Ask questions that prod students to drill down to discover what they value. Here are some ideas of questions you can ask:

  • What do you care about most?
  • Who do you want to be, and how would you think they would reach their goals?
  • What do you love most about your friends?
  • What are manners, and why do you think they’re important?

Next, engage in discussion about students’ answers to these questions. Students should be teamed up with a partner or small group to compare their answers. Ask them to highlight where their responses match up, and where they differ. 

Finally, the written portion. Once everyone has their responses down and comparisons drawn up, have them write out 2-4 sentences answering the following prompts:

  • In our class we care about __________.
  • We all agree that __________ is most important to our class
  • Our shared values are __________, __________, and __________

#3: Empower Students to Set Procedures

You’ve started from a place of empathy by asking your students to create systems that suit their values rather than imposing your own.
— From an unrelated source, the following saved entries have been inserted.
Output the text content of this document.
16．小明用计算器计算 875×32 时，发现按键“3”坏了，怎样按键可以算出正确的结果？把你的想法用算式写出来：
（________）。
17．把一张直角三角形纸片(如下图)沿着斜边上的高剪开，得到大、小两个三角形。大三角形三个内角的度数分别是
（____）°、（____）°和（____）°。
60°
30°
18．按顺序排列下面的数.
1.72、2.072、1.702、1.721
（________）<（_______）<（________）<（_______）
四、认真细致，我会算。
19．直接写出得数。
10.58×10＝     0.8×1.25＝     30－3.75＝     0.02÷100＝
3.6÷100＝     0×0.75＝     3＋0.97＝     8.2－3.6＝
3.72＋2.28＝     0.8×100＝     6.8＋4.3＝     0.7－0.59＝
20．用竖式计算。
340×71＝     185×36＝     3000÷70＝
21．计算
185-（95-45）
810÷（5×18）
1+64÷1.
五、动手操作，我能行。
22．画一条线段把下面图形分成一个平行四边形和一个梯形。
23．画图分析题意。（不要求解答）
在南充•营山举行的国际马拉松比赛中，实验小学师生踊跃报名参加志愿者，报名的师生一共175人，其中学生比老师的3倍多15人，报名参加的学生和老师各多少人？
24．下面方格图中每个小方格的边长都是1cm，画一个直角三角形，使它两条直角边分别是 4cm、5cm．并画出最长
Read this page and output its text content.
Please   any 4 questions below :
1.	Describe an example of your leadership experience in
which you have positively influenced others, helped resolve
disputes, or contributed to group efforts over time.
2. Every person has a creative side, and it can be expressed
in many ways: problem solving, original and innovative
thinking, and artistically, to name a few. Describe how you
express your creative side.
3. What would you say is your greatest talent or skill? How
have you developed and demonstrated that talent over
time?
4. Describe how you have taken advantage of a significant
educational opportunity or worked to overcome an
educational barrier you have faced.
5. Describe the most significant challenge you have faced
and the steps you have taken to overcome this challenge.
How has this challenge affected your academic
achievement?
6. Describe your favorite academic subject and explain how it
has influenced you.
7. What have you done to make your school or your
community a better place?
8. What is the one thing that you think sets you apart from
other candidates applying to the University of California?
You’ve encouraged students to claim a sense of ownership for their learning environment, which in turn increases a sense of belonging and community. You’ve also identified and resolved potential conflicts early on by encouraging discussion and negotiation rather than hard rulesets that establish punishment dynamics.

Now that the classroom value sets are explored, negotiated, and decided upon, the final step is implementation. This is where you facilitate your students’ community culture value sets and procedures.

Students should engage in open, good-faith dialogue about setting the terms of classroom interaction. Encourage students to hear situations through more democratic processes which instill a sense of cooperation and resolution early on.

You want to create actionable, rational value sets that are relatable for each student, rather than arbitrary rules that constrain independent thought. Of course, you also need buy in. This means ensuring that everyone affirms that they’re willing to abide by the procedures, even if they’re not entirely reflective of their own personal preferences.

Working Toward an Open, Empathic Society

Whatever your approach to classroom values, encouraging students to get involved is a dynamic way to promote shared ethics among younger generations.

Thinking about ways to get students involved doesn’t have to be just through artistic and creative endeavors. By allowing students to assume agency over their learning environment, you are leading them to critical thought, improved collaboration, and active participation long before you introduce your lesson plan.